When she came to Auburn in 2014, Farah said she was luckier than most: Her father was already here with two sisters and three brothers.

They could help acclimate her, “but I still did run into situations,” she said. “I was always a person with anxiety, so that made it a bit worse. Oh my God, at first I wasn’t understanding much of the language, I wasn’t understanding much of how the system worked. Even though I was younger, I had a lot of questions that I kept to myself. I couldn’t ask.”

She was uncomfortable with the male interpreter at doctor’s appointments, so that’s a personal goal, spending time with new refugees and asking young women if they would prefer a female.
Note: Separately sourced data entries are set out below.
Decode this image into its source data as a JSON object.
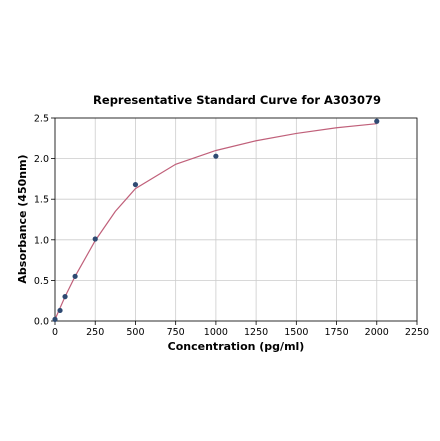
{
  "chart_data": {
    "type": "scatter",
    "title": "Representative Standard Curve for A303079",
    "xlabel": "Concentration (pg/ml)",
    "ylabel": "Absorbance (450nm)",
    "xlim": [
      0,
      2250
    ],
    "ylim": [
      0,
      2.5
    ],
    "x_ticks": [
      "0",
      "250",
      "500",
      "750",
      "1000",
      "1250",
      "1500",
      "1750",
      "2000",
      "2250"
    ],
    "y_ticks": [
      "0.0",
      "0.5",
      "1.0",
      "1.5",
      "2.0",
      "2.5"
    ],
    "grid": true,
    "series": [
      {
        "type": "scatter",
        "x": [
          0,
          31.25,
          62.5,
          125,
          250,
          500,
          1000,
          2000
        ],
        "y": [
          0.02,
          0.13,
          0.3,
          0.55,
          1.01,
          1.68,
          2.03,
          2.46
        ],
        "color": "#2e4a72"
      },
      {
        "type": "line",
        "x": [
          0,
          31.25,
          62.5,
          125,
          250,
          375,
          500,
          750,
          1000,
          1250,
          1500,
          1750,
          2000
        ],
        "y": [
          0.02,
          0.16,
          0.3,
          0.55,
          0.99,
          1.35,
          1.63,
          1.93,
          2.1,
          2.22,
          2.31,
          2.38,
          2.43
        ],
        "color": "#c0607a"
      }
    ]
  }
}
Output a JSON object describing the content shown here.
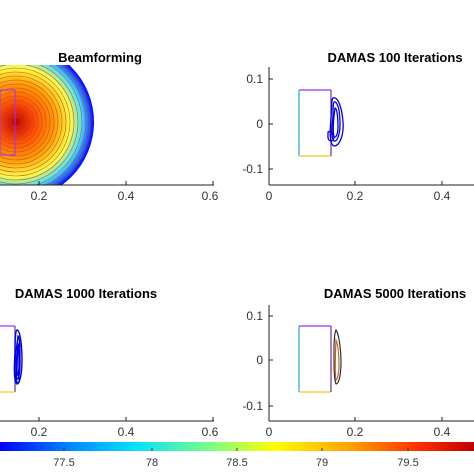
{
  "chart_data": [
    {
      "type": "contour",
      "title": "Beamforming",
      "xlim": [
        0,
        0.6
      ],
      "x_ticks": [
        "0.2",
        "0.4",
        "0.6"
      ],
      "y_ticks": [],
      "source_region": {
        "x": [
          0.0,
          0.14
        ],
        "y": [
          -0.075,
          0.075
        ]
      },
      "peak": {
        "x": 0.1,
        "y": 0.0
      },
      "outer_radius": 0.18
    },
    {
      "type": "contour",
      "title": "DAMAS  100 Iterations",
      "xlim": [
        0,
        0.6
      ],
      "ylim": [
        -0.12,
        0.12
      ],
      "x_ticks": [
        "0",
        "0.2",
        "0.4",
        "0.6"
      ],
      "y_ticks": [
        "0.1",
        "0",
        "-0.1"
      ],
      "source_region": {
        "x": [
          0.07,
          0.14
        ],
        "y": [
          -0.075,
          0.075
        ]
      }
    },
    {
      "type": "contour",
      "title": "DAMAS  1000 Iterations",
      "xlim": [
        0,
        0.6
      ],
      "x_ticks": [
        "0.2",
        "0.4",
        "0.6"
      ],
      "y_ticks": [],
      "source_region": {
        "x": [
          0.0,
          0.14
        ],
        "y": [
          -0.075,
          0.075
        ]
      }
    },
    {
      "type": "contour",
      "title": "DAMAS  5000 Iterations",
      "xlim": [
        0,
        0.6
      ],
      "ylim": [
        -0.12,
        0.12
      ],
      "x_ticks": [
        "0",
        "0.2",
        "0.4",
        "0.6"
      ],
      "y_ticks": [
        "0.1",
        "0",
        "-0.1"
      ],
      "source_region": {
        "x": [
          0.07,
          0.14
        ],
        "y": [
          -0.075,
          0.075
        ]
      }
    }
  ],
  "colorbar": {
    "range": [
      77,
      79.75
    ],
    "ticks": [
      "77.5",
      "78",
      "78.5",
      "79",
      "79.5"
    ],
    "colors": [
      "#0000ff",
      "#0080ff",
      "#00e0ff",
      "#80ff80",
      "#ffff00",
      "#ffa000",
      "#ff3000",
      "#c00000"
    ]
  },
  "source_box_colors": [
    "#9b30ff",
    "#1fa8e0",
    "#f5c518"
  ]
}
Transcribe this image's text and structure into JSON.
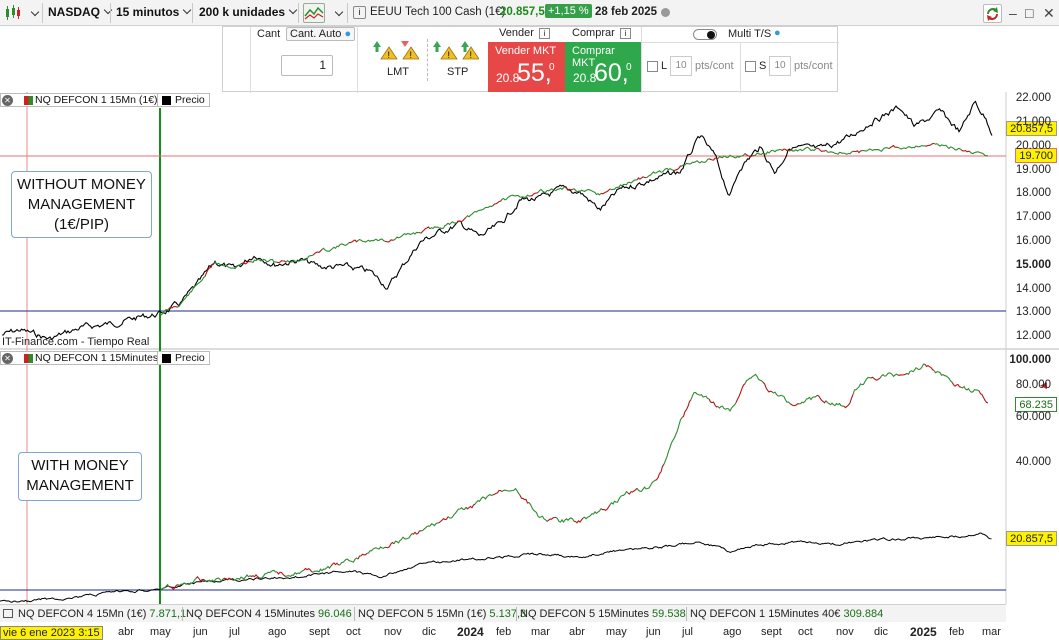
{
  "toolbar": {
    "symbol": "NASDAQ",
    "timeframe": "15 minutos",
    "units": "200 k unidades",
    "instrument": "EEUU Tech 100 Cash (1€)",
    "price": "20.857,5",
    "change": "+1,15 %",
    "date": "28 feb 2025"
  },
  "order_panel": {
    "qty_label": "Cant",
    "qty_auto": "Cant. Auto",
    "qty_value": "1",
    "lmt": "LMT",
    "stp": "STP",
    "sell_header": "Vender",
    "buy_header": "Comprar",
    "sell_label": "Vender MKT",
    "sell_small": "20.8",
    "sell_big": "55,",
    "sell_sup": "0",
    "buy_label": "Comprar MKT",
    "buy_small": "20.8",
    "buy_big": "60,",
    "buy_sup": "0",
    "multi_ts": "Multi T/S",
    "l_label": "L",
    "s_label": "S",
    "pts_value": "10",
    "pts_unit": "pts/cont"
  },
  "top_pane": {
    "series_label": "NQ DEFCON 1 15Mn (1€)",
    "price_label": "Precio",
    "annotation_line1": "WITHOUT MONEY",
    "annotation_line2": "MANAGEMENT",
    "annotation_line3": "(1€/PIP)",
    "source": "IT-Finance.com - Tiempo Real",
    "axis": [
      "22.000",
      "21.000",
      "20.000",
      "19.000",
      "18.000",
      "17.000",
      "16.000",
      "15.000",
      "14.000",
      "13.000",
      "12.000"
    ],
    "price_tag": "20.857,5",
    "level_tag": "19.700"
  },
  "bottom_pane": {
    "series_label": "NQ DEFCON 1 15Minutes",
    "price_label": "Precio",
    "annotation_line1": "WITH MONEY",
    "annotation_line2": "MANAGEMENT",
    "axis": [
      "100.000",
      "80.000",
      "60.000",
      "40.000"
    ],
    "equity_tag": "68.235",
    "price_tag": "20.857,5"
  },
  "bottom_tabs": [
    {
      "name": "NQ DEFCON 4 15Mn (1€)",
      "value": "7.871,1"
    },
    {
      "name": "NQ DEFCON 4 15Minutes",
      "value": "96.046"
    },
    {
      "name": "NQ DEFCON 5 15Mn (1€)",
      "value": "5.137,3"
    },
    {
      "name": "NQ DEFCON 5 15Minutes",
      "value": "59.538"
    },
    {
      "name": "NQ DEFCON 1 15Minutes 40€",
      "value": "309.884"
    }
  ],
  "time_axis": {
    "cursor_date": "vie 6 ene 2023 3:15",
    "labels": [
      "abr",
      "may",
      "jun",
      "jul",
      "ago",
      "sept",
      "oct",
      "nov",
      "dic",
      "2024",
      "feb",
      "mar",
      "abr",
      "may",
      "jun",
      "jul",
      "ago",
      "sept",
      "oct",
      "nov",
      "dic",
      "2025",
      "feb",
      "mar"
    ]
  },
  "colors": {
    "price_line": "#000000",
    "equity_up": "#2e8b2e",
    "equity_down": "#b01818",
    "marker_green": "#1a8a1a",
    "marker_red": "#e07070",
    "level_blue": "#1e2a8a"
  }
}
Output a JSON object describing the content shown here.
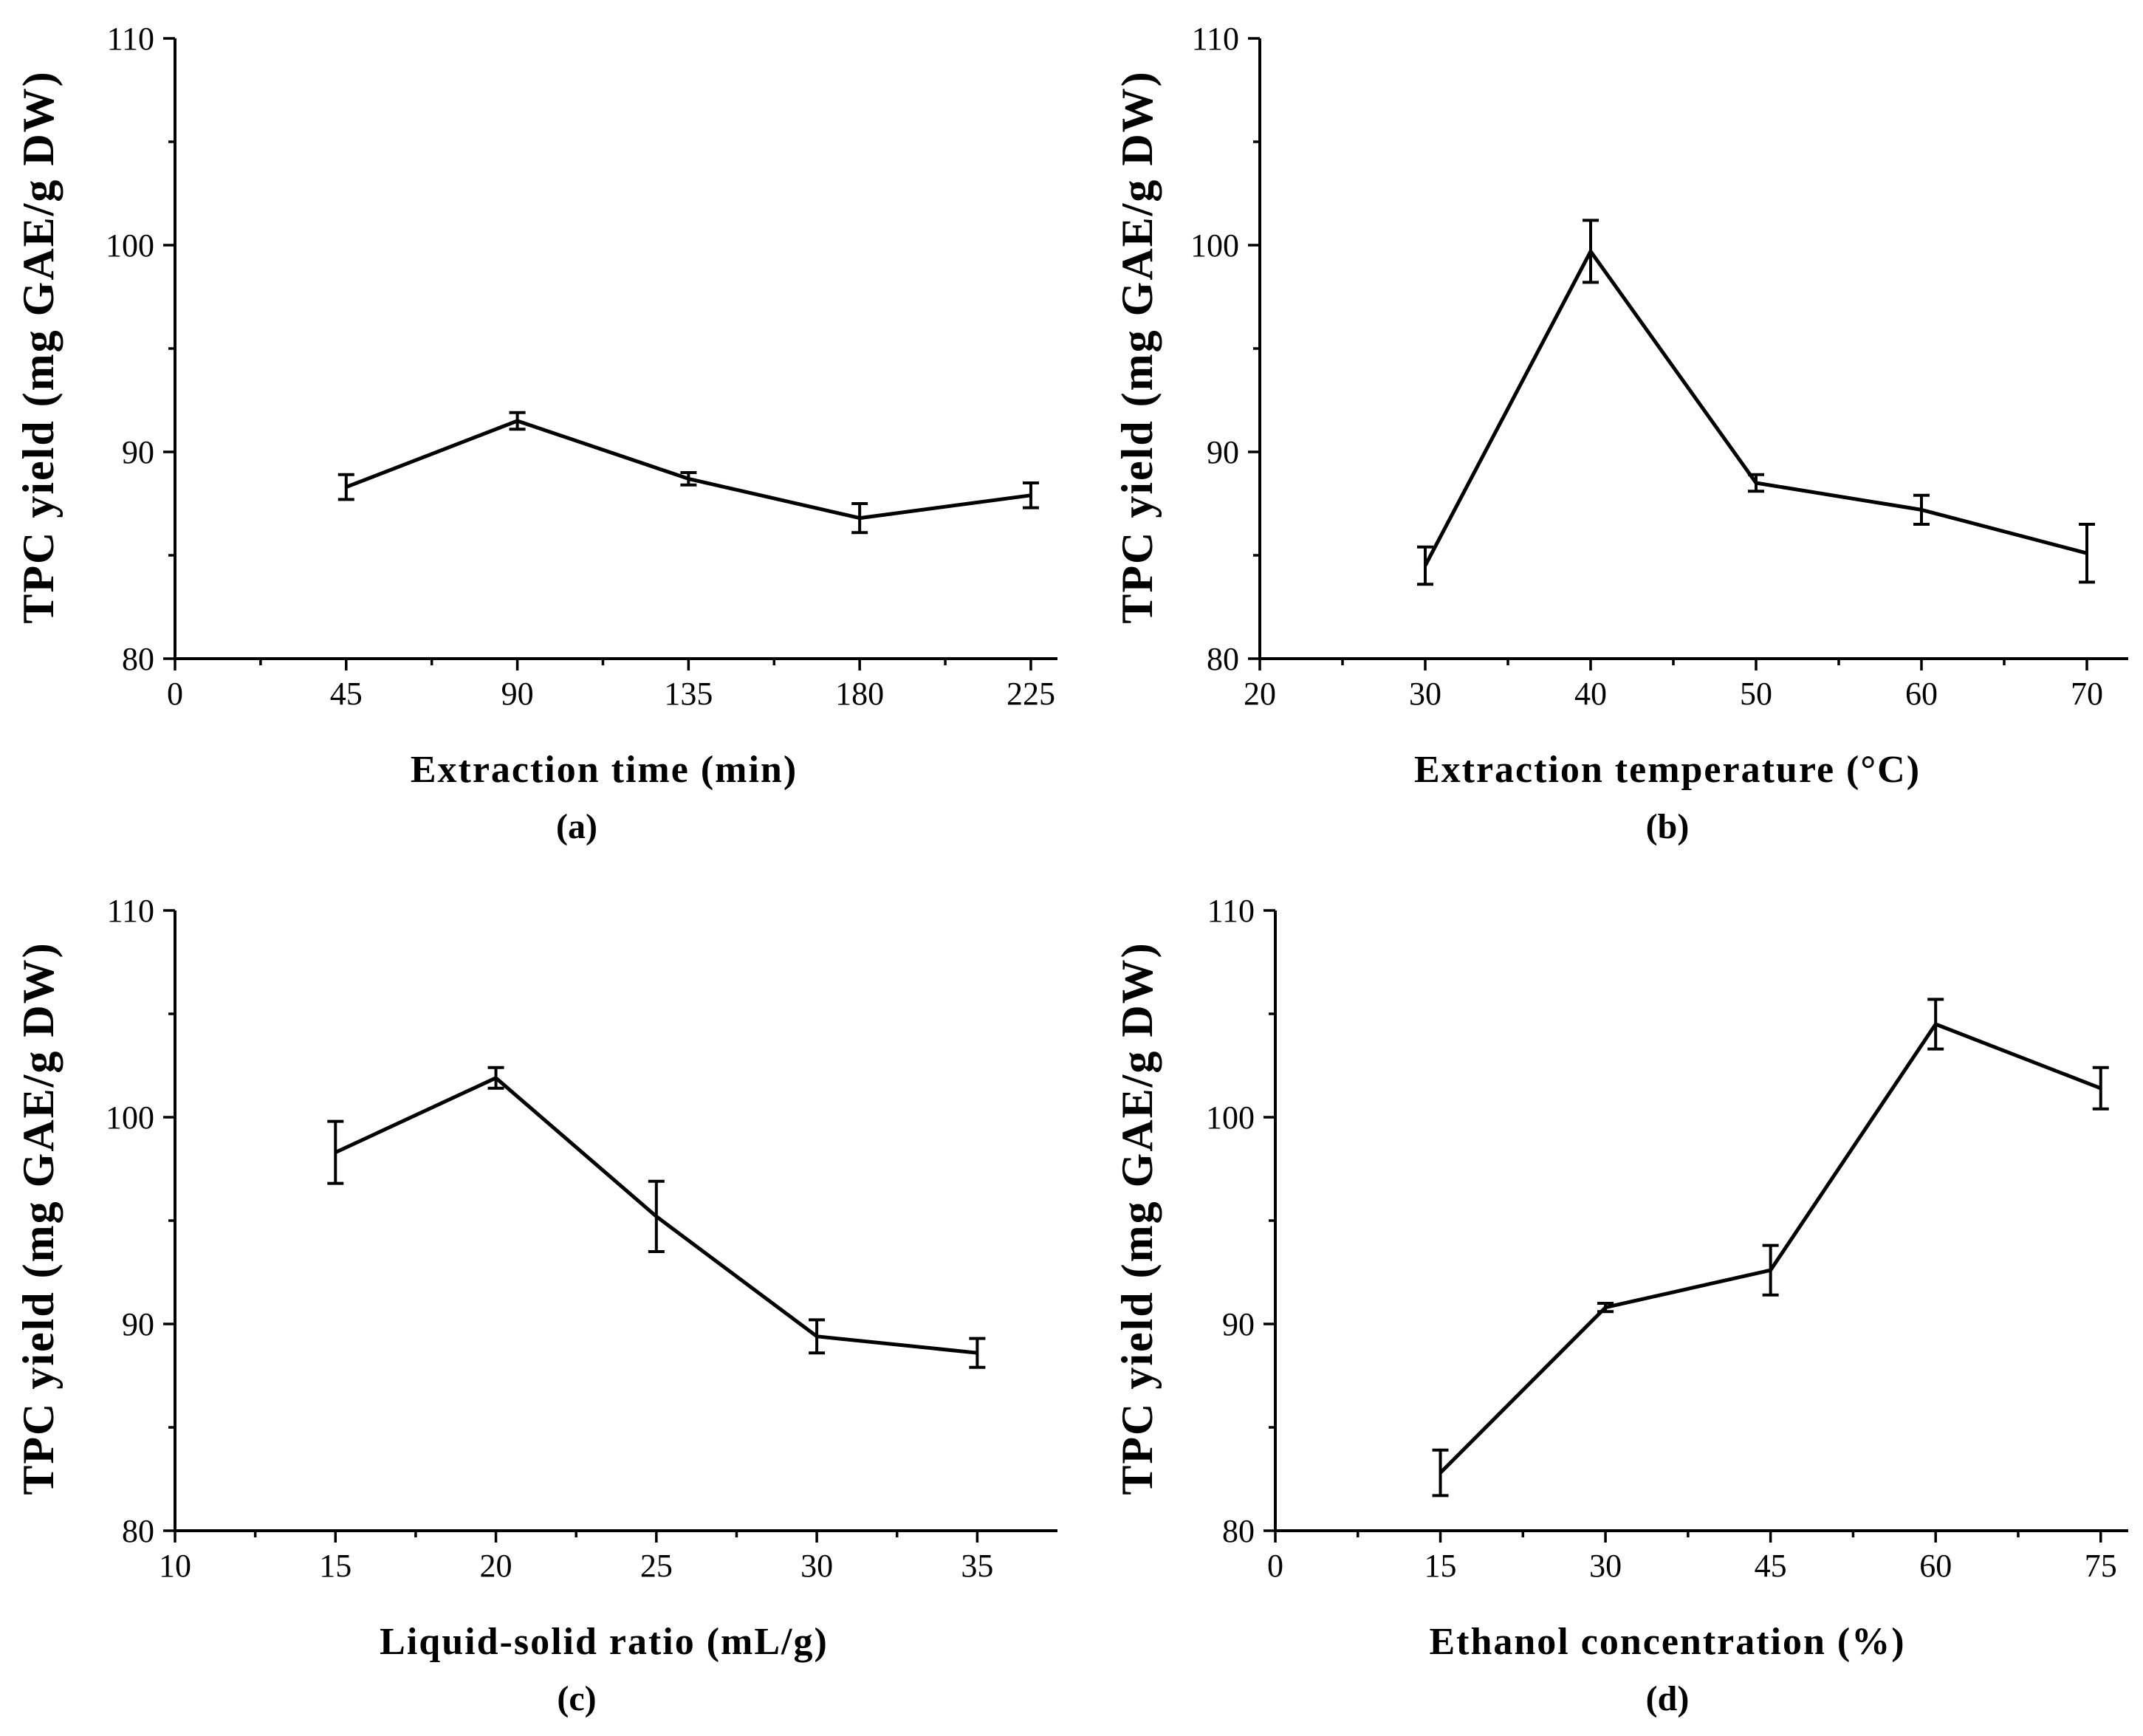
{
  "chart_data": [
    {
      "type": "line",
      "panel_label": "(a)",
      "xlabel": "Extraction time (min)",
      "ylabel": "TPC yield  (mg GAE/g DW)",
      "xlim": [
        0,
        232
      ],
      "ylim": [
        80,
        110
      ],
      "xticks": [
        0,
        45,
        90,
        135,
        180,
        225
      ],
      "yticks": [
        80,
        90,
        100,
        110
      ],
      "x": [
        45,
        90,
        135,
        180,
        225
      ],
      "y": [
        88.3,
        91.5,
        88.7,
        86.8,
        87.9
      ],
      "err": [
        0.6,
        0.4,
        0.3,
        0.7,
        0.6
      ]
    },
    {
      "type": "line",
      "panel_label": "(b)",
      "xlabel": "Extraction temperature (°C)",
      "ylabel": "TPC yield  (mg GAE/g DW)",
      "xlim": [
        20,
        72.5
      ],
      "ylim": [
        80,
        110
      ],
      "xticks": [
        20,
        30,
        40,
        50,
        60,
        70
      ],
      "yticks": [
        80,
        90,
        100,
        110
      ],
      "x": [
        30,
        40,
        50,
        60,
        70
      ],
      "y": [
        84.5,
        99.7,
        88.5,
        87.2,
        85.1
      ],
      "err": [
        0.9,
        1.5,
        0.4,
        0.7,
        1.4
      ]
    },
    {
      "type": "line",
      "panel_label": "(c)",
      "xlabel": "Liquid-solid ratio (mL/g)",
      "ylabel": "TPC yield  (mg GAE/g DW)",
      "xlim": [
        10,
        37.5
      ],
      "ylim": [
        80,
        110
      ],
      "xticks": [
        10,
        15,
        20,
        25,
        30,
        35
      ],
      "yticks": [
        80,
        90,
        100,
        110
      ],
      "x": [
        15,
        20,
        25,
        30,
        35
      ],
      "y": [
        98.3,
        101.9,
        95.2,
        89.4,
        88.6
      ],
      "err": [
        1.5,
        0.5,
        1.7,
        0.8,
        0.7
      ]
    },
    {
      "type": "line",
      "panel_label": "(d)",
      "xlabel": "Ethanol concentration (%)",
      "ylabel": "TPC yield  (mg GAE/g DW)",
      "xlim": [
        0,
        77.5
      ],
      "ylim": [
        80,
        110
      ],
      "xticks": [
        0,
        15,
        30,
        45,
        60,
        75
      ],
      "yticks": [
        80,
        90,
        100,
        110
      ],
      "x": [
        15,
        30,
        45,
        60,
        75
      ],
      "y": [
        82.8,
        90.8,
        92.6,
        104.5,
        101.4
      ],
      "err": [
        1.1,
        0.2,
        1.2,
        1.2,
        1.0
      ]
    }
  ]
}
And, along with that, “just help immigrants in general, make them feel more comfortable and more like home. That’s one thing that lacks with immigrants. Even when they live here for over 10 years, they don’t feel home.”

Shire sees his agency helping with workforce development and public health awareness and outreach, particularly educating around protecting themselves during the pandemic. It helps that several people within the coalition have already worked together on vaccine clinics, he said.

“If we do this as a partnership, we’ll be making a strong statement,” he said.

Abayle, the local imam, said, with Shire interpreting for him, that when he thinks about his own jarring arrival experience in New York in 2005, he wonders what would have happened to a refugee family with seven or eight children.

“After one week, they sent somebody that speaks the language,” he said. “He told me I was in line to get services, but there were a lot of other refugees that were ahead of me. I had to wait three more days to get what I needed.”

The first thing Abayle envisions himself being able to do as part of the coalition is connect refugees with the larger community. He anticipates the majority of the people coming will be from the Islamic faith, but said he’s happy to work with people from other faiths.

“We want to make them feel at home and help them adapt well,” he said. “I’m very optimistic about this because all of us that came together have experiences both here and back home. It’s 100% likely that we will succeed, that nobody is going to go through a culture shock when they come here.”